Sarah Arnold's debut feature "Too Many Beasts" arrives at Cannes 2026 as a electrifying rural crime thriller that pits farmers against hunters against cops in a wild pig apocalypse. The French filmmaker crafts a genre mashup that honors crime-thriller traditions while injecting fresh energy into familiar beats.

The premise unfolds in the French countryside, where runaway pigs become the catalyst for escalating conflict between competing factions. Arnold uses the animals as more than plot device. They function as a destabilizing force that strips away civility and exposes the fault lines between rural communities and institutional authority. Farmers protect their livelihoods. Hunters pursue sport and bounties. Police attempt to maintain order in territory they don't fully understand.

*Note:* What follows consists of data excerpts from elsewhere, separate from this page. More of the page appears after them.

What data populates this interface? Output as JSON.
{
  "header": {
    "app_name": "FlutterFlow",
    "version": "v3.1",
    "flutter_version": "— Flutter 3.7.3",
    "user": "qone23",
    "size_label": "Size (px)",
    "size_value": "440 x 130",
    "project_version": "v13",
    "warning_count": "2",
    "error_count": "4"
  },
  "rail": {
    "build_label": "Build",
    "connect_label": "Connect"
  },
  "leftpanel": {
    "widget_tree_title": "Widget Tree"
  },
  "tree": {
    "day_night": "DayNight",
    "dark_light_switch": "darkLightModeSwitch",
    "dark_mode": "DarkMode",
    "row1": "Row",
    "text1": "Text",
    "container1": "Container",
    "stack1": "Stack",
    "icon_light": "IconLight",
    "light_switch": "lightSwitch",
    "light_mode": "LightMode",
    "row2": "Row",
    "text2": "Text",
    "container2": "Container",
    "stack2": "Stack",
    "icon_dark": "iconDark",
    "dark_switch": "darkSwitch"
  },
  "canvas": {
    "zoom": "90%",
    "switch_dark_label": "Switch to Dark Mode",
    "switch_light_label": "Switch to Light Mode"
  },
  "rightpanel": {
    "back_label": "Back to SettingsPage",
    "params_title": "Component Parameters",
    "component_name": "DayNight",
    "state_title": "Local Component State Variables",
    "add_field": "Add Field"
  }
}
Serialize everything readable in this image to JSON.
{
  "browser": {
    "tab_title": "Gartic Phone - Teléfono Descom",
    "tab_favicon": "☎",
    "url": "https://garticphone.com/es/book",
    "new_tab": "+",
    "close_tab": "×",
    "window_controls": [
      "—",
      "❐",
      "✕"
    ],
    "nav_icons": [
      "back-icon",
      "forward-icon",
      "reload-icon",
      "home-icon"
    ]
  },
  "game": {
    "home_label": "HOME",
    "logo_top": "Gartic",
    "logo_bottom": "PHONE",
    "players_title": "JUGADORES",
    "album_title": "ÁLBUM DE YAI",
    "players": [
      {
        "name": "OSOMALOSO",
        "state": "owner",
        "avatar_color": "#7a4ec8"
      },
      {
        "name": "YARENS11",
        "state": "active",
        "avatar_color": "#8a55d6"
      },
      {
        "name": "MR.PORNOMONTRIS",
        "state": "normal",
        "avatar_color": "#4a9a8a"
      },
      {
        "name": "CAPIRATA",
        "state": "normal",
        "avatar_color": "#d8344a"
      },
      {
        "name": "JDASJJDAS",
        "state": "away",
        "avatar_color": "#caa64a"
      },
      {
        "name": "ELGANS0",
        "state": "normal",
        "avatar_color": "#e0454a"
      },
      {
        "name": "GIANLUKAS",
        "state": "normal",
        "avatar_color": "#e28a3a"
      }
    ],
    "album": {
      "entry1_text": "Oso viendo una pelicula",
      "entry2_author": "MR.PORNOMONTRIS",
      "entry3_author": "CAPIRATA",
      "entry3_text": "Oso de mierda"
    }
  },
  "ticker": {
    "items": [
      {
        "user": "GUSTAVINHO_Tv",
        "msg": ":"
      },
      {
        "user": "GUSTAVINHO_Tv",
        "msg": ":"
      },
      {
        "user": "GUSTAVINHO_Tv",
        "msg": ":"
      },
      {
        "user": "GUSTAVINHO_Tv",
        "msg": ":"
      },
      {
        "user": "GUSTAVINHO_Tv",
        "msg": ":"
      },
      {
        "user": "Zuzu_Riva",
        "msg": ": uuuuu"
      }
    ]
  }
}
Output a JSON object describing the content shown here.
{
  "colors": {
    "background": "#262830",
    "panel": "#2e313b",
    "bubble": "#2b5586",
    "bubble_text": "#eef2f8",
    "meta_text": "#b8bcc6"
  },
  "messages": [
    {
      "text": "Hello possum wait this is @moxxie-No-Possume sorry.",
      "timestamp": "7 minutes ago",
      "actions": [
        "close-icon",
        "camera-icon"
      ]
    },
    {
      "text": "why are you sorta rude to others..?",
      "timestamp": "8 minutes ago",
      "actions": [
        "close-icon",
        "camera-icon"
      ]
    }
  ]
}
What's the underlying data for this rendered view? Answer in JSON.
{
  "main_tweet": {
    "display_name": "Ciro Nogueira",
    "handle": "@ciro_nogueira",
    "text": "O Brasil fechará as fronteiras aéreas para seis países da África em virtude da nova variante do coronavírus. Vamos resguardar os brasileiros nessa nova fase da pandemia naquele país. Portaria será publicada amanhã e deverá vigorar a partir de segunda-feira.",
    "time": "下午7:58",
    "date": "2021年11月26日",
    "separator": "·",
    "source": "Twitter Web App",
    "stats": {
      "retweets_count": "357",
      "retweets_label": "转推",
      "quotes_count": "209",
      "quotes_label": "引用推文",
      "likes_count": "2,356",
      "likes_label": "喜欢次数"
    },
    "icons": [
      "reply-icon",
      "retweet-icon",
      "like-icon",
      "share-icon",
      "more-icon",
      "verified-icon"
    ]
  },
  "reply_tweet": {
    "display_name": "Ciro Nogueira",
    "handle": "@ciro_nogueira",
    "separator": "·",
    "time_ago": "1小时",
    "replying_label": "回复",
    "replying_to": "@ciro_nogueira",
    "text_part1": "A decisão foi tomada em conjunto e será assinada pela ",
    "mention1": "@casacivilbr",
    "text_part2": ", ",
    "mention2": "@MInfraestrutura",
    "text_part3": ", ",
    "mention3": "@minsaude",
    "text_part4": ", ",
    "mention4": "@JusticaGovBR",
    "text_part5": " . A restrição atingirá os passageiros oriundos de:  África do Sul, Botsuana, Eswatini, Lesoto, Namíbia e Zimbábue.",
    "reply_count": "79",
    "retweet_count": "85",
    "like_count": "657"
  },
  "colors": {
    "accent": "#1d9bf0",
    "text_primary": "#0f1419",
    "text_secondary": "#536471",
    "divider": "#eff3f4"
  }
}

Arnold's direction balances gritty realism with genre momentum. She grounds the story in authentic rural textures. Mud, blood, gunfire, and dialect create a lived-in world. Yet the narrative never loses its propulsive pace. The three-way tension builds naturally rather than feeling manufactured. Characters operate from competing logic, and the filmmaker respects each perspective without endorsing any.

"Too Many Beasts" signals Arnold as a talent comfortable operating in genre spaces while bringing genuine thematic weight. Her debut doesn't reinvent the crime thriller, but it relocates it to terrain American studios rarely explore with this level of specificity and style. The film's Cannes placement confirms what the runtime and craft already suggest. This is a work that understands its influences and transcends simple homage.

The wild pigs become a metaphor for chaos that resists control and categorization. Arnold uses this to examine how authority breaks down when faced with problems that don't fit institutional solutions. In the film's universe, there are no good answers, only competing interests and varying costs.